When the upheaval of Brexit comes to mind so does the Jim Rohn quote "If you don't like how things are, change it! You're not a tree."
Change is indeed upon us and, unfortunately for those trees that can’t move, so is a mountain of paperwork.
There is going to be a sea of regulatory paperwork to wade through as Britain’s fund managers weather the stormy move from European Union regulation to a new British compliance not to mention the negotiations on EU access.
It’s hoped that Dublin’s IFSC will benefit from the break-up but it all seems a bit of a waiting game at the moment.
Dundalk-based start-up Gecko Governance is already benefiting from the Brexit vote but not in the way you might think. You'd imagine that for a company which hosts a fund management regulatory solution, Brexit is music to its ears. With the new regulations, fund managers will be looking for a tool to make life easier. However we are still quite some time off that, and therein lies the problem. The longer it takes for Theresa May to trigger article 50, the longer the wait is to implement the solution.
The shock decision for the UK to leave the EU put paid to their plans to expand to a London office in January 2017. It’s forced Gecko’s hand to think bigger and, still vying for a slice of the investment fund pie, it is opening an office in New York instead.
London vs NY
While the US was always on the cards for Gecko Governance, it had intended to initially focus on London, chief executive Shane Brett explains. "All along we'd two people to run our London office, we were opening our London office in January and basically because of Brexit and because people in London are kind of sitting on their hands now, they are afraid to spend money on new software. Because they don't know what the future regulatory world is going to look like, so we've decided to put off London for a while and instead on January 9th we're opening an office in New York."
Working with Enterprise Ireland, the start-up won a place on the Access Silicon Valley programme in 2015 so the decision to change locations has been smooth given the network already developed stateside. Brett has secured a space in their NY offices on Park Avenue where they will count The Waldorf Astoria as one of the neighbours.
“The plan is me and one of the other guys on the team are going to go over there full-time – I’m only going to be over there two weeks out of the month initially. In London you have to knock on doors to get made. In New York, people are emailing us and saying can you please come in and show us the product. Two years down the line I think London will be great [for us].”

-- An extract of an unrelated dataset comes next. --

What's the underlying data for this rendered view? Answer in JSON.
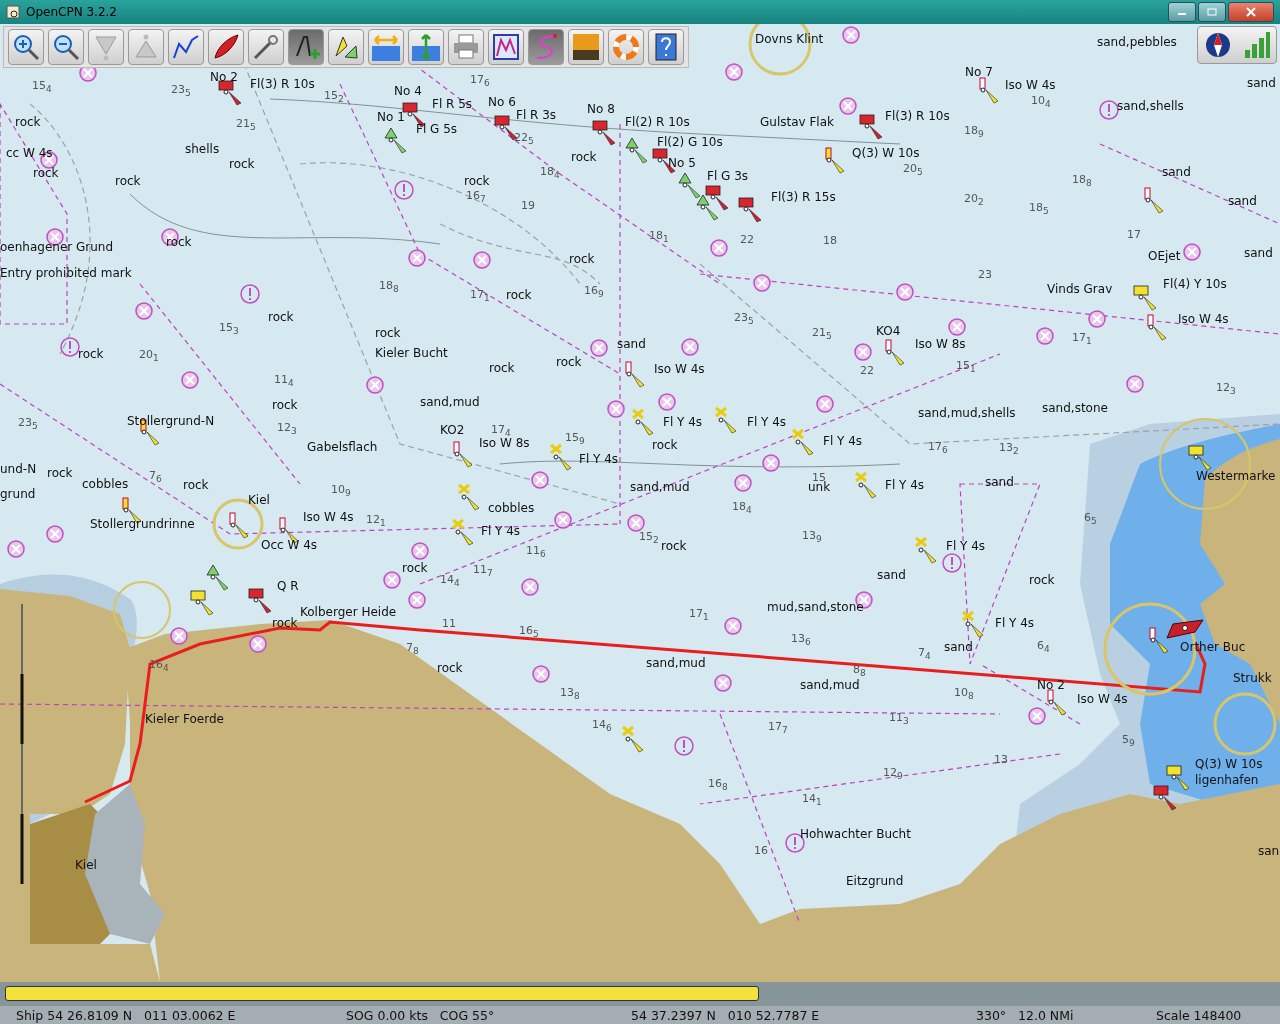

Brett comes from a hedge fund and asset management background plying his trade for the last 20 years in Ireland and the UK. After the financial crisis, he started up consultancy company Global Perspectives in London. It was during this time, while managing compliance projects for fund managers, the idea of moving compliance task management to one centralised dashboard came about.
Consulting business
“I spent six months in the market trying to find something, wanting to buy something for my own consulting business in London and couldn’t find anything. It was with that in mind I said ‘right I’m moving back to Ireland – and I’m going to fix this compliance problem for fund managers’.”
Co-founder Mark McHugh came on board when Brett posted on Facebook that he was looking for someone to bring the product to life on the technology side. The pair had been in school together.
It’s two years since the first cups of coffee about the business came about and Brett and McHugh secured their first client in investment services company DMS over the summer, with a couple of more large companies in the pipeline. “It takes time with these big financial companies, they move like battleships, they turn very slowly,” says Brett.
Having signed a deal with Dell to use their hosting facilities in the UK, Gecko Governance has expanded to a staff of seven. They have picked up several awards along the way, including the best new start-up in the InterTradeIreland’s Seedcorn Investor Readiness competition. The accolades have certainly brought plenty of interest from investors knocking at their door, says Brett,
“To date we have funded everything ourselves but, since October, we’ve been contacted by seven different VC groups. We have two offers of funding on the table at the moment and we have two others that we expect to get before Christmas. We will have it all sorted by January. It will probably be in the region of half a million to a million and what we’ll do with that is take on another couple of people in Dundalk and then potentially there will be three people in New York.”